Rent Control - History in The United States

History in The United States

In the United States during World War I, rents were "controlled" through the efforts of local rent anti-profiteering committees and public pressure. Between 1919 and 1924, a number of cities and states adopted rent and eviction control laws. Modern rent controls were first adopted in response to WWII-era shortages, or following Richard Nixon's 1971 wage and price controls. They remain in effect or have been reintroduced in some cities with large tenant populations, such as New York City, San Francisco, Los Angeles, Washington, D.C., and Oakland, California. Many smaller communities also have rent control, notably the California cities of Santa Monica, Berkeley, and West Hollywood, along with many small towns in New Jersey. In recent years, rent control in some cities, such as Boston and Cambridge, Massachusetts, has been ended by state referenda.

New York State has had the longest history of rent controls, since 1943. (Although only 51 communities currently participate in the state's program, New York City is one of them, and contains the vast majority of units covered by that program.) The period has been marked by the lack of an "adequate supply of decent... housing". The worsening in the rental market led to the enactment of the Rent Stabilization Law of 1969, which aimed to help increase the number of places put up for rent. The current system is very complicated, which is especially troublesome as most of the protected renters are elderly, and understanding the city's complex rent-control regulations is difficult even for experienced lawyers.

In California, municipal enactment of rent controls followed the statewide Proposition 13, which capped property tax increases; however, a principal author of Prop 13, Howard Jarvis, reportedly:

"was at the time employed by the Los Angeles Apartment Owners Association as a lobbyist. In a fundraising letter to the landlords that employed him, he claimed, 'We are the biggest losers' if Prop. 13 fails. (Not to mention: The Yes on 13 headquarters were located in a Los Angeles Apartment Owners Association office.) He tried to persuade renters to vote for Prop. 13 by saying it would drive down rents, by decreasing the property taxes that landlords paid. Post-13 news reports found rents weren’t going down, despite Jarvis’s promises – apparently landlords were just pocketing their property tax savings. That revelation prompted many of the rent controls still in effect around California."

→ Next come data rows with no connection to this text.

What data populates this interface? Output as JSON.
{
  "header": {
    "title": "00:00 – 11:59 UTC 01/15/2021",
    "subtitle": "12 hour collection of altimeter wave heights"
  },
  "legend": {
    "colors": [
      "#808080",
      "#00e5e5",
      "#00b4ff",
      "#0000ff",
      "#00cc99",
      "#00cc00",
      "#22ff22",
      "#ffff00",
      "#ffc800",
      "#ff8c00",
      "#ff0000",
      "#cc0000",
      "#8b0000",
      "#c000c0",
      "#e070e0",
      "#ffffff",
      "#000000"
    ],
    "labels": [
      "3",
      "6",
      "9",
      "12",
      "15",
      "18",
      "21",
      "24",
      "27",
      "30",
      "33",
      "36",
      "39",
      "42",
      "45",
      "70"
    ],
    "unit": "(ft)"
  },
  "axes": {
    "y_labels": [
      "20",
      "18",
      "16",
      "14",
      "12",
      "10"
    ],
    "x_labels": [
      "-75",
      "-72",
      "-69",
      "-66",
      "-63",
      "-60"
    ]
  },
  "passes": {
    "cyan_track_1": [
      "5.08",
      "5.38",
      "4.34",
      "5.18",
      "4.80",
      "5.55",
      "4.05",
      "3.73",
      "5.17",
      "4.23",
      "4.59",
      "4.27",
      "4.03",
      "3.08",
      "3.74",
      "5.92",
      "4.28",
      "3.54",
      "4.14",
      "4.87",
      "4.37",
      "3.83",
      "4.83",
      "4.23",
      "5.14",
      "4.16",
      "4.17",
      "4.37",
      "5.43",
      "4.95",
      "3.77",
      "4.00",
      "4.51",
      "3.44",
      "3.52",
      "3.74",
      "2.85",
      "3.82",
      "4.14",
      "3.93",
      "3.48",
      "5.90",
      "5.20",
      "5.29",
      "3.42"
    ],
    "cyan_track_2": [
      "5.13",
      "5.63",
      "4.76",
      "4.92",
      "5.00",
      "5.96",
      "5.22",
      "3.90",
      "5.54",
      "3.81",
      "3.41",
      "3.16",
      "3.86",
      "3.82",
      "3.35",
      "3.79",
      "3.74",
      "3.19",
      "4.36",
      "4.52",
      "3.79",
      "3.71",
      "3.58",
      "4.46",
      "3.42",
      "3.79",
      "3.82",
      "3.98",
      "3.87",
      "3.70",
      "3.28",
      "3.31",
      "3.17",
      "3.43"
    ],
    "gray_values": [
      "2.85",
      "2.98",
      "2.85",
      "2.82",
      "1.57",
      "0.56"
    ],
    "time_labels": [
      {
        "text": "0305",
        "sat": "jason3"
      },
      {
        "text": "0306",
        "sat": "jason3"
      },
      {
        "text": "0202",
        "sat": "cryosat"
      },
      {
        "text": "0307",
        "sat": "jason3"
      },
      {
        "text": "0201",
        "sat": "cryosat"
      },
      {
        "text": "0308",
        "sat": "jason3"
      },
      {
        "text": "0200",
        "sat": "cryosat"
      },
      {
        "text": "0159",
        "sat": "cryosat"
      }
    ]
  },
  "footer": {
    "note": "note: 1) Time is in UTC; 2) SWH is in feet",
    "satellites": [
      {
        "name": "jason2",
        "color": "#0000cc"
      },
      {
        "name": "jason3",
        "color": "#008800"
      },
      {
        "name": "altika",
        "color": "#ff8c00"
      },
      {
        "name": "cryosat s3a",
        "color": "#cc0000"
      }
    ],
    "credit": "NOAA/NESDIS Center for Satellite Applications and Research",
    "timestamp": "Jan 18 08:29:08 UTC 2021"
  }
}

San Francisco community activist Calvin Welch has stated “Jarvis was the father of rent control."

California adopted the Ellis Act giving municipalities the ability to regulate the removal of properties from rent control ordinance after the California Supreme Court ruled landlords could not be prevented from "going out of business" and withdrawing their properties from the rental market.

In some regions, rent control laws are more commonly adopted for mobile home parks. Reasons given for these laws include residents owning their homes (and renting the land), the high cost of moving mobile homes, and the loss of home value when they are moved. California, for example, has only 13 local apartment rent control laws but over 100 local mobile home rent control laws. No new mobile home parks have been built in California since 1991.